A prototype device that can be used to model the flow of nutrients and waste and between a mother and her foetus, could shed new light on the role the placenta plays in pregnancy researchers have claimed.
Developed by a team at the National Institutes of Health (NIH) the “placenta-on-a-chip” device mimics the structure and function of the human placenta and offers a potential alternative to human and animal trials.
Understanding precisely how the placenta manages the flow of substances between the mother and her foetus is a major area of research. However, studying the placenta in humans is a challenging, time-consuming and potentially risky process.

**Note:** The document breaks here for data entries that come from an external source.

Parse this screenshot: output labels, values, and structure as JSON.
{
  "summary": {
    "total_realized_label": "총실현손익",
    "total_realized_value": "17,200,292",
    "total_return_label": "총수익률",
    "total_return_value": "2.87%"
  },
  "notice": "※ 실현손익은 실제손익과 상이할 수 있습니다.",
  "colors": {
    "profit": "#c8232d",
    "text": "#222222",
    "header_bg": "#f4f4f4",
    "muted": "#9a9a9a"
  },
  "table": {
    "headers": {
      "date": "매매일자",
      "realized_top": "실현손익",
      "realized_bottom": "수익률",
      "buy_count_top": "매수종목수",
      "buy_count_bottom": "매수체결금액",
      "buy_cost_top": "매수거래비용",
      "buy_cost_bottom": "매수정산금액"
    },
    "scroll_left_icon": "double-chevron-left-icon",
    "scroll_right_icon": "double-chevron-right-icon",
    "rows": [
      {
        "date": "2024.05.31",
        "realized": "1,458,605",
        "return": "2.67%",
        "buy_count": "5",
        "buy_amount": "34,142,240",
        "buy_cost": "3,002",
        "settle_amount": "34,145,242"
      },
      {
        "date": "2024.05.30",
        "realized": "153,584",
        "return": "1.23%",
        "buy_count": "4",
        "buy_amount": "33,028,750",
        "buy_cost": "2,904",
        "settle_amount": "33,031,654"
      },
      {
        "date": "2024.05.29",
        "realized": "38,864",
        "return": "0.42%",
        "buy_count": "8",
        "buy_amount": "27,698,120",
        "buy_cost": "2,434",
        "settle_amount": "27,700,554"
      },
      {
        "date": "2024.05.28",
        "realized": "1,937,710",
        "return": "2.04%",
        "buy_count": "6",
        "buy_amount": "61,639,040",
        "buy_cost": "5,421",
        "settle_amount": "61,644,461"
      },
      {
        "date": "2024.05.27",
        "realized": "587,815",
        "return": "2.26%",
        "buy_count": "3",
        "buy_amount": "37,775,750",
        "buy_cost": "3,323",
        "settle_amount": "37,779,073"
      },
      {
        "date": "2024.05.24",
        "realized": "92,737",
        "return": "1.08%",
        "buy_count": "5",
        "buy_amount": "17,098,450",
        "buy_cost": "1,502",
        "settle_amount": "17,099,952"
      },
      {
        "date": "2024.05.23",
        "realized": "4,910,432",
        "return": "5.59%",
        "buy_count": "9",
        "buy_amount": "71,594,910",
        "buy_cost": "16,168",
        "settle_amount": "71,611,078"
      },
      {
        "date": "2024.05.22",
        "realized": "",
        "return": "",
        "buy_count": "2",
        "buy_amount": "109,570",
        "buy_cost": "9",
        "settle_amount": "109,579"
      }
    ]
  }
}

Previous studies on placental transport have relied largely on animal models and on laboratory-grown human cells. These methods have yielded helpful information, but are limited as to how well they can mimic physiological processes in humans.

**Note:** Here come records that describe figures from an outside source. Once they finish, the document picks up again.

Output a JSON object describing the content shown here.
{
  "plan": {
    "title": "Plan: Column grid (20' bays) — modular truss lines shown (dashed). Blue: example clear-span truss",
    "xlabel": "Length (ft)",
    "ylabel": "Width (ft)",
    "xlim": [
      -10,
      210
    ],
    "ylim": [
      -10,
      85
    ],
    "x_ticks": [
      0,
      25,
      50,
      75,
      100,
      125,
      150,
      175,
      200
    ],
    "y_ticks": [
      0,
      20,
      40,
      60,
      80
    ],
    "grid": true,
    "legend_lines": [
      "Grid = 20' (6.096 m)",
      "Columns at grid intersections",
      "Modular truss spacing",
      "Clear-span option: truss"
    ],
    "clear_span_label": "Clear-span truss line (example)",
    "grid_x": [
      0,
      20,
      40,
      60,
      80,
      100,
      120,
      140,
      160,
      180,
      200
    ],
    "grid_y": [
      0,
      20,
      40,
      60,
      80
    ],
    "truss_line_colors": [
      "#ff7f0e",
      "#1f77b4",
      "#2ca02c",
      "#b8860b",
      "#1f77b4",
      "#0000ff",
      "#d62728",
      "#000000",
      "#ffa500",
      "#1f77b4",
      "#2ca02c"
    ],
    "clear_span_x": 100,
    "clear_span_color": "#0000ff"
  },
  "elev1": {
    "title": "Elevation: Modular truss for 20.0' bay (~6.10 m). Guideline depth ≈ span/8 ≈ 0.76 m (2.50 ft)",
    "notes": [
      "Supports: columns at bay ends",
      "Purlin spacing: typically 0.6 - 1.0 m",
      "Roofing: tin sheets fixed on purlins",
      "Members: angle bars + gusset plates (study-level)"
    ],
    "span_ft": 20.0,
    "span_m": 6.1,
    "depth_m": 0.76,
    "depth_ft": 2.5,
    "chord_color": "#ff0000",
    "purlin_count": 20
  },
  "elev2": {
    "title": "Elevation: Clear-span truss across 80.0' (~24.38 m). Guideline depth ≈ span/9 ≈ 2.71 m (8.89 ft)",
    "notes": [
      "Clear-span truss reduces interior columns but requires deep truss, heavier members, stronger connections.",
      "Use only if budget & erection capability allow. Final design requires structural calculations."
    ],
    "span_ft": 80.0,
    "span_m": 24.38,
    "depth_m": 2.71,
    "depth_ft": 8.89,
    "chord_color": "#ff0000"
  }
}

The device, which mimics the placenta’s maternal-foetal barrier, consists of a semi-permeable membrane between two tiny chambers, one filled with maternal cells derived from a delivered placenta and the other filled with foetal cells derived from an umbilical cord.
After designing the structure of the model, the researchers tested its function by evaluating the transfer of glucose from the maternal compartment to the foetal compartment.
The successful transfer of glucose in the device mirrored what occurs in the body.
“The chip may allow us to do experiments more efficiently and at a lower cost than animal studies,” said Roberto Romero, M.D., chief of the NICHD’s Perinatology Research Branch and one of the study authors.
The study was published online in the Journal of Maternal-Fetal & Neonatal Medicine.